22 June 2005 Giselle Gould

Employee-benefit trusts, also known as umbrella trusts, operate in compliance with section 37C of the Pension Funds Act, created in 1989 to allow trustees of pension and provident funds to make lump-sum benefit payments in trust for dependants.

Such trusts have the ability to generate monthly income to suit the beneficiaries and are generally used to pay for dependants’ education.

This series of case studies represent some of the many examples handled by Fairheads Umbrella Trust Company. The Fairheads call centre in Cape Town takes an average of 250 calls every day, in most languages, from beneficiaries around the country, often via cell phone from rural areas.

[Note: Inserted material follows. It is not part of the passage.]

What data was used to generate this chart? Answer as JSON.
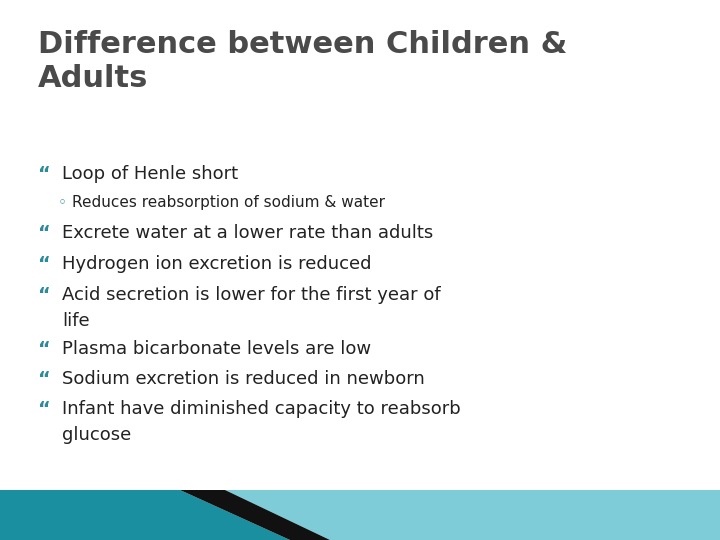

Please note the names of beneficiaries have been changed for reasons of confidentiality.

Case study 1 - a beneficiary serving a prison sentence.

Mongezi is a single beneficiary. His father, a member of the Textile & Allied Workers Provident Fund, died in July 2003. Although Mongezi, at 23, was entitled to his share of the death-benefit payment of approximately R151 000, the funds were placed into trust as he is serving a prison sentence. The initial instructions from the retirement fund trustees were for the funds to be re-invested and capital to be distributed upon request.
 
Mongezi is currently serving his sentence at a correctional services facility in Johannesburg. Generally, distributions would have been paid to a guardian but in this instance, no guardian was appointed as he was already a major. As his family had ‘written him off’ there were no family members to receive capital on his behalf and funds could therefore not reach him.  Mongezi therefore appealed for monthly payments and capital distributions to be made directly to him.

In a groundbreaking development, Fairheads liaised with the social worker dealing with Mongezi who has arranged for him to have access to an ATM for the purposes of withdrawing cash for toiletries and phone cards to correspond with UNISA, thus allowing him to proceed with his studies. The trustees felt that Mongezi had already been ostracised by his family and society and did not need any further alienation in his life. The social worker reports back on his progress to the trustees every six months. Upon completion of the prison sentence in 2007 Mongezi will be entitled to the funds.